Burma Awarded 2014 Asean Chair

Burmese President Thein Sein takes his chair at the 19th
Asean Summit in Indonesian resort island of Bali on Nov.17.
(Photo: Getty Images)
By BA KAUNG | Thursday, November 17, 2011 | Irrawaddy

The leaders of the Association of Southeast Asian Nations (Asean), meeting at the 19th Asean Summit in Bali, Indonesia, announced on Thursday that its members had unanimously agreed to give Burma the chairmanship of the regional bloc in 2014.

Burma had been scheduled to assume the chairmanship in 2016, but requested to take the chair early after being passed over in 2006 due to concerns over the repressive methods used by the country’s previous authoritarian regime.

The issue of whether to grant Burma the 2014 chair was one of the top agenda items at the Asean Summit. The leaders of 10-member regional bloc, including Burma’s President Thein Sein, are also expected to discuss maritime territorial disputes, free trade and other regional issues.

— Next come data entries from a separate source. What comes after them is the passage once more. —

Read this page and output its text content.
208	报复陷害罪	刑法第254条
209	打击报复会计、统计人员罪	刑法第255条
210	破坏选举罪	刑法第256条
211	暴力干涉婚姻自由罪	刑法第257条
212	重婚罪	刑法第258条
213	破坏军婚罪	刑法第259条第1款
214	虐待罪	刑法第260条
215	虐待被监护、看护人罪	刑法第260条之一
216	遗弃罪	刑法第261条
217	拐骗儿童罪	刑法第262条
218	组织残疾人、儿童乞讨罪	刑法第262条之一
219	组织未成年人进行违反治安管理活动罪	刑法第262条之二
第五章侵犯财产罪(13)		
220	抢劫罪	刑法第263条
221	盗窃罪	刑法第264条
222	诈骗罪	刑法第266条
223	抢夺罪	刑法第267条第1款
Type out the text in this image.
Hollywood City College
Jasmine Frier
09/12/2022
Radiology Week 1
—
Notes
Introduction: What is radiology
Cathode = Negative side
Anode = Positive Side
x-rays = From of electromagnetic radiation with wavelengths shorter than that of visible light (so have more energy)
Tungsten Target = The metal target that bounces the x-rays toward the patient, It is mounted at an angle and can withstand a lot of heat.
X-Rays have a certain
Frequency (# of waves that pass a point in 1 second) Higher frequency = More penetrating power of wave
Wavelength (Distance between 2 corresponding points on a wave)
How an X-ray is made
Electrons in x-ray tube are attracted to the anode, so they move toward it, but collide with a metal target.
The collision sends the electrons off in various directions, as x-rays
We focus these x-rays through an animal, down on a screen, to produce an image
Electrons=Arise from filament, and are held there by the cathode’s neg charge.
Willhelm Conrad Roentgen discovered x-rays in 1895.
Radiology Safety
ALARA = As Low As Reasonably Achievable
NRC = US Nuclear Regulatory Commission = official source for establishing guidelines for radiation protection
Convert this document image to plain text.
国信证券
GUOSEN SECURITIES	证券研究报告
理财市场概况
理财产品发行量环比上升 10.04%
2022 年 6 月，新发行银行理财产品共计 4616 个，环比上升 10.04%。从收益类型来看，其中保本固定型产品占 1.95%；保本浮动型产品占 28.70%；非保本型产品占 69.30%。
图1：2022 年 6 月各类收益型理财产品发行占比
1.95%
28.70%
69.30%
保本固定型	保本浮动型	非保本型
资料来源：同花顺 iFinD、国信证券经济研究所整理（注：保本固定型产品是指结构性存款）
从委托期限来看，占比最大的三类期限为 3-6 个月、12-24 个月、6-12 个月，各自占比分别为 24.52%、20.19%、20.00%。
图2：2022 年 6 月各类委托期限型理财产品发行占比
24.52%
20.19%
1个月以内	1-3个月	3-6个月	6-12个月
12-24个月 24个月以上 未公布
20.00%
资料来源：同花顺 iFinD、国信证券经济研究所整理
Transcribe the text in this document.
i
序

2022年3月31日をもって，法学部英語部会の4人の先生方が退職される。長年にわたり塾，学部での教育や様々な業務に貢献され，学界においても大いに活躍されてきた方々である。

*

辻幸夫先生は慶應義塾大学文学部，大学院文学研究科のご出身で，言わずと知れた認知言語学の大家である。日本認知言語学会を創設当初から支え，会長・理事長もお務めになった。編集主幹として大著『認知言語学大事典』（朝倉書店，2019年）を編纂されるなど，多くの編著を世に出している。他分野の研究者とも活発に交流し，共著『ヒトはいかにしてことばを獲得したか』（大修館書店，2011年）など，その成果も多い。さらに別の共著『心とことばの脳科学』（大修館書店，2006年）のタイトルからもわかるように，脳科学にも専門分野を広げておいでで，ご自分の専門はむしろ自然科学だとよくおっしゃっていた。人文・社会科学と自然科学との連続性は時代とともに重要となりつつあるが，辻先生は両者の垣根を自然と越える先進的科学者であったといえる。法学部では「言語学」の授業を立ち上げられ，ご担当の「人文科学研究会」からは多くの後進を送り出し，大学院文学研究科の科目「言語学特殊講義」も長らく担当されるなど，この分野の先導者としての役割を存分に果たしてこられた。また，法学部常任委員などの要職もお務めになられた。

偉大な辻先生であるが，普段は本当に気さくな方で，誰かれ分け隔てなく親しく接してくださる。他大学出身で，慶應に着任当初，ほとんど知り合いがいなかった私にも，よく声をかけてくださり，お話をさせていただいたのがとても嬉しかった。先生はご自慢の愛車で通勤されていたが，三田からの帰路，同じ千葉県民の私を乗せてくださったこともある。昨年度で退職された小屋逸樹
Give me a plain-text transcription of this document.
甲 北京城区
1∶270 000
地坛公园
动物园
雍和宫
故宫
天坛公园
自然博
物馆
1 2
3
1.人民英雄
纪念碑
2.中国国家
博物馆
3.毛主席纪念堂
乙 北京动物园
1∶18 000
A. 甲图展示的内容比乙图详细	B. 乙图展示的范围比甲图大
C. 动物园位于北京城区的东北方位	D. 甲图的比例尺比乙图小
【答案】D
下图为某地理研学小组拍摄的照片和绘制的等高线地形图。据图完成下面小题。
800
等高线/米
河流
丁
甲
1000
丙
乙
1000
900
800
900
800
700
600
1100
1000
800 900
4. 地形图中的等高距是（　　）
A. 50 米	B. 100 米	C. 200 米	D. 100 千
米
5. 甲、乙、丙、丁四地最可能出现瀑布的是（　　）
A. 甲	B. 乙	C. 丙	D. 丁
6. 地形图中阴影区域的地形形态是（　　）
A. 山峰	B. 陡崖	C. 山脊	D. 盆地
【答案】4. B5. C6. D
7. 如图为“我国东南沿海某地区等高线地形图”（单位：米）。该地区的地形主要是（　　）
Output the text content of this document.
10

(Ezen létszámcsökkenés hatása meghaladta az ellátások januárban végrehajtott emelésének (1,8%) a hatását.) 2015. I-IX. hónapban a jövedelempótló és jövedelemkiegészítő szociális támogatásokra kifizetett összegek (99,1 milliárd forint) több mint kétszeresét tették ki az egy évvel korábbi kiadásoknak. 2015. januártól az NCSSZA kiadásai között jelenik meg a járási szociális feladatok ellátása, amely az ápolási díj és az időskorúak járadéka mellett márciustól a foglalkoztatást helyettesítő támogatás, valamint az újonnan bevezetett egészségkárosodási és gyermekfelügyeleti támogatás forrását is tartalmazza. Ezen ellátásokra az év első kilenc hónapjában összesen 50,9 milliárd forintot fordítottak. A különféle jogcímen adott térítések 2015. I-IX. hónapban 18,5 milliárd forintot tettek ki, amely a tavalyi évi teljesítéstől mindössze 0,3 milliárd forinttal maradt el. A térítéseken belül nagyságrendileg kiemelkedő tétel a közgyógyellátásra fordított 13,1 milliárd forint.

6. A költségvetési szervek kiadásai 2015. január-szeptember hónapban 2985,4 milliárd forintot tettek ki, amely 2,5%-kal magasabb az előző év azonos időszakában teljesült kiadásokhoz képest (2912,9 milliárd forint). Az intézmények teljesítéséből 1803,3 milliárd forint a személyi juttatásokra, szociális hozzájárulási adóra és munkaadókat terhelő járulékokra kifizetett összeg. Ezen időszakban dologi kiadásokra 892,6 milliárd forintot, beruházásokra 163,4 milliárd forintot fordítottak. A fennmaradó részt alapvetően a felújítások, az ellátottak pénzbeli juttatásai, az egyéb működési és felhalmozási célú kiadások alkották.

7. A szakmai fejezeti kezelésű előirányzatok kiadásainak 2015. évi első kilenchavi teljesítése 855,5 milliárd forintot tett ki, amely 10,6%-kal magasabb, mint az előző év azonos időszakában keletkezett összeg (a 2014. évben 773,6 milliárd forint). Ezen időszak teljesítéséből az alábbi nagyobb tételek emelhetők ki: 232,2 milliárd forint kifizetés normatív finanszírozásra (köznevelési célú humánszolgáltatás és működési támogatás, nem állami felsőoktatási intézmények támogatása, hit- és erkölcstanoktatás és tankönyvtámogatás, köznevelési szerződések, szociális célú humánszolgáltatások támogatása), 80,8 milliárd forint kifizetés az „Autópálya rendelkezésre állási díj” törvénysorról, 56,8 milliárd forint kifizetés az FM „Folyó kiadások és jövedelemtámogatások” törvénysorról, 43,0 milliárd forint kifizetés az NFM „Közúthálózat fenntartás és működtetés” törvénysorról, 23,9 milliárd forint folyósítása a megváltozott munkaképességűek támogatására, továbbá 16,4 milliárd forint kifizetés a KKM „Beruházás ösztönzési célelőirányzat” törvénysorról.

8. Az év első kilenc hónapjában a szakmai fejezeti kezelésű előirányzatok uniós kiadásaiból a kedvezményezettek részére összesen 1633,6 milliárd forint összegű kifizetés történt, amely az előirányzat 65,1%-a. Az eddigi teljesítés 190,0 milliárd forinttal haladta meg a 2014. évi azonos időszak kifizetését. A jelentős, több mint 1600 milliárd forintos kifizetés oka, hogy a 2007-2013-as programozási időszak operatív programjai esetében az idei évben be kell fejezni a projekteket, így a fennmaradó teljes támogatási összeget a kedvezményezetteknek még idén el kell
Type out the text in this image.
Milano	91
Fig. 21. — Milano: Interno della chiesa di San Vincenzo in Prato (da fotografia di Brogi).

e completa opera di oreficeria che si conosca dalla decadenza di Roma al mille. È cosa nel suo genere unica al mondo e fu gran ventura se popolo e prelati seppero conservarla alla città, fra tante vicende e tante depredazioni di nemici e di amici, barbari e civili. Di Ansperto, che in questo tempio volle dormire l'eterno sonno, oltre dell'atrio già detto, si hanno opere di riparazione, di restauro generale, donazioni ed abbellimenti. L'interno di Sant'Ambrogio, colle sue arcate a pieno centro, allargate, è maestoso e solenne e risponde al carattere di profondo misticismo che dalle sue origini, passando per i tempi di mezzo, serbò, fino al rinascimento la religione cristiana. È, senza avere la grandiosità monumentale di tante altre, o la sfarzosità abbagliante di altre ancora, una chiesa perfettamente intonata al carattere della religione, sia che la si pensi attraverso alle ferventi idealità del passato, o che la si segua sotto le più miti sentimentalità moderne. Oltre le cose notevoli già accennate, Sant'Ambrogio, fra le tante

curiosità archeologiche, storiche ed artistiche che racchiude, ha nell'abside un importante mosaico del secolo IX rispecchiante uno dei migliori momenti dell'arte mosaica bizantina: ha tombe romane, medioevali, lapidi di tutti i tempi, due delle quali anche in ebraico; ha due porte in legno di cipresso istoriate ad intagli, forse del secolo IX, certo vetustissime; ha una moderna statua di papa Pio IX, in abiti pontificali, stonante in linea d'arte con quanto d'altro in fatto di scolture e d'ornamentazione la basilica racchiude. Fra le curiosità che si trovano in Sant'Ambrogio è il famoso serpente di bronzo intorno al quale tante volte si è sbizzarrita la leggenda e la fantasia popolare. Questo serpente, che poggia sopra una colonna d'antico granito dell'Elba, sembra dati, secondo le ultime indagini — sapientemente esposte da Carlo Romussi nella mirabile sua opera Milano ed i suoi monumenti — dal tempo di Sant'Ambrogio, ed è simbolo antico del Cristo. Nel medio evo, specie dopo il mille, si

The Burmese government's request earlier this year to be given the Asean chairmanship in 2014 was widely seen as part of its effort to gain domestic and international legitimacy after assuming power in March following the controversial elections held in November 2010.

Critics had argued that Burma should be granted the Asean chair only after the country undertook democratic changes and improved its human rights record, but the Asean leaders apparently felt that giving Burma the chairmanship would improve the chances of further reform in these areas.

“It’s not about the past, it’s about the future, what leaders are doing now,” Indonesian Foreign Minister Marty Natalegawa told reporters. “We’re trying to ensure the process of change continues.”

In recent months, the Burmese government made a number of overtures to the opposition, including inviting pro-democracy leader Aung San Suu Kyi to a meeting with President Thein Sein in August and releasing around 220 political prisoners in October. In addition, the government has relaxed its draconian controls over the media, legalized trade unions and suspended work on an unpopular Chinese-backed hydropower dam.

Despite these reforms, US President Barack Obama said that violations of human rights persist in Burma and nations must build support for the fundamental rights of every human being.

In a speech to the Australian Parliament on Thursday, Obama said the US will "continue to speak clearly" about steps that must be taken by Burma "to have a better relationship with the United States."

The Burmese government wants the US and other Western nations to lift economic sanctions imposed on the country, claiming that this will speed up its reform process.

Zay Htay, the director of the Office of President Thein Sein, wrote in a carefully-timed commentary in the Washington Post on Wednesday that the continued isolation of Burma by the US would be “a disaster.”

Though Burma remains a close ally of China, the official raised the topic of “China's rise in Asia,” stating that Burma can be a key ally in US attempts to counter China's influence in the region.

“My president’s cancellation of the Beijing-backed Myitsone Dam signaled to the world what he stands for. If the United States neglects this opportunity, Washington will part ways with the new order in the Indochina region,” wrote Zay Htay.

Although critics have previously said that Burma should not be awarded the Asean chair due to its continued detention of many political prisoners and human rights abuses in ethnic minority areas, opposition leader Aung San Suu Kyi’s National League for Democracy (NLD) welcomed the award of the Asean chairmanship to Burma.

"I think that Burma's political activities will become more vibrant after assuming the chair and Burma will also become a quality member of Asean,” NLD spokesman Nyan Win told Reuters.

The NLD, which was disbanded due to its failure to register for the 2010 parliamentary elections, will hold a historic party conference on Friday to decide whether to register under the country's recently-amended electoral law.

In an interview, Suu Kyi told on Thursday that the majority of her party leaders support registration, but the party will have to decide later whether to enter the national Parliament dominated by the military-aligned Union Solidarity and Development Party.